Duck Liver Pate' with Quince Jelly
If you can't find duck livers you can substitute free range chicken livers. However, do try your best to get hold of the duck variety as it really does make an enormous difference. If you are not going to make the quince jelly yourself -which is understandable as this can really only be done in season- simply follow the more traditional method of preserving the pate' with a clarified butter "seal" on top.
40ml olive oil
20g butter + 200g butter cut into cubes
2 shallots - peeled & finely chopped
2 cloves of garlic - peeled & finely chopped
400g duck livers - trimmed of sinew and any white fat
60ml brandy or cognac
2 teaspoons thyme leaves
50ml pouring cream
salt & white pepper for seasoning
In a frying pan over a medium high heat melt only 20g of the butter with the oil and fry the shallots and garlic until soft and translucent, about 6 minutes. Transfer this to a blender and return the pan to the heat. Now fry the livers 1-2 minutes each side, allowing them to caramelize nicely. Be careful not to overcook the livers otherwise you will get a grainy texture to your pate'. You want them still slightly pink in the middle. Transfer the livers to the blender with the shallots & garlic. Place the pan back on the heat and deglaze it by adding in the brandy and using spoon to lift off any of the caramelized bits stuck to the bottom of the pan. Allow the brandy to bubble and reduce by half then transfer this to the livers and shallots. Allow the livers to cool down and bit for about 5 minutes then blend them to a course consistency. With the motor running pour in the cream and add the thyme leaves and continue blending until smooth. Now add in the remaining butter a few cubes at a time allowing them to be incorporated into the pate'. When all the butter has been added taste for seasoning. Pass the pate' through a fine and transfer into a serving jar. Allow to set in the fridge.

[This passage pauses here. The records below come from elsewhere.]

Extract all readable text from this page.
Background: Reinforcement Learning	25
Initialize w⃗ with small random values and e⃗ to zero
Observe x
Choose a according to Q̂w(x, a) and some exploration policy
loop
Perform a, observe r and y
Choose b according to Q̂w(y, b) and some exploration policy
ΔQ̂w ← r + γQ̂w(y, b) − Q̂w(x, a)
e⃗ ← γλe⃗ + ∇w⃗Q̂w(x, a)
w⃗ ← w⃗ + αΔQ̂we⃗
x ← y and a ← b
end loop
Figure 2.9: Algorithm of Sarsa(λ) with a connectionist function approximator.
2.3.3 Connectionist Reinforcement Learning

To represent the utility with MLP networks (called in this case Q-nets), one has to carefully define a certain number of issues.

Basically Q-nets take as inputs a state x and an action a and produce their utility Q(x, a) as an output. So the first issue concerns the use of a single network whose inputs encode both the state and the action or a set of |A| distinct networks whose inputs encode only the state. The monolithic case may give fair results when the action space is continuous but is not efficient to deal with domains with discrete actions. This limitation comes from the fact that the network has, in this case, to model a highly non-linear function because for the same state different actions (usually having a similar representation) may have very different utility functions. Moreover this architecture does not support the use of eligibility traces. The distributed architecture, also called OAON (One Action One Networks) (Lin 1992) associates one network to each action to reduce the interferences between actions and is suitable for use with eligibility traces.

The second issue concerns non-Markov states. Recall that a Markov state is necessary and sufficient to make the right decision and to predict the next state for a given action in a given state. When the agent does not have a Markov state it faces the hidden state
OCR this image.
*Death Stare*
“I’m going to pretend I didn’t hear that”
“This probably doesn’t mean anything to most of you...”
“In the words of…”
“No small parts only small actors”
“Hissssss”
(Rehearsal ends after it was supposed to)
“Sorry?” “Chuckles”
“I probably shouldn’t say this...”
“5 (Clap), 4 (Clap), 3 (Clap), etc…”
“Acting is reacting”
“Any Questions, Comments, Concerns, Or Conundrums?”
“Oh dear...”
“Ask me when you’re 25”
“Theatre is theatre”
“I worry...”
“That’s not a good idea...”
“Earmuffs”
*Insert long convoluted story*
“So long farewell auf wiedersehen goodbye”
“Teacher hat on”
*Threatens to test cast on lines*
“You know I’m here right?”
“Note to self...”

When the pate' has set on top and the jelly is ready - pour over a thin layer to seal in the pate', place back in the fridge and allow the jelly to set.
Serve with melba toasts and the extra jelly on the side.
To make the Quince jelly :
Take 2kg of quinces and roughly chop them up into small pieces - skin, pips and all. Scrape all of it into a saucepan and pour in about 600ml of water. Bring to the boil and allow to simmer, stirring often until the quinces are soft and turned puree like. Place this mix in a muslin cloth and string up over a bowl allowing the liquid from the quinces to strain out overnight into the bowl. In the morning measure the juice. Place the juice and equal quantity of sugar (1litre juice = 1kilogram of sugar) in a clean saucepan with the juice of 2 lemons and bring to the boil stirring constantly. Allow to boil for about 5 minutes Take off the heat and allow to sit for another 5 minutes. Skim any more frothy skum that has arisen then transfer the hot jelly into a pouring jug, which will make it easier to pour on top of the pate' and the remaining jelly into a jar.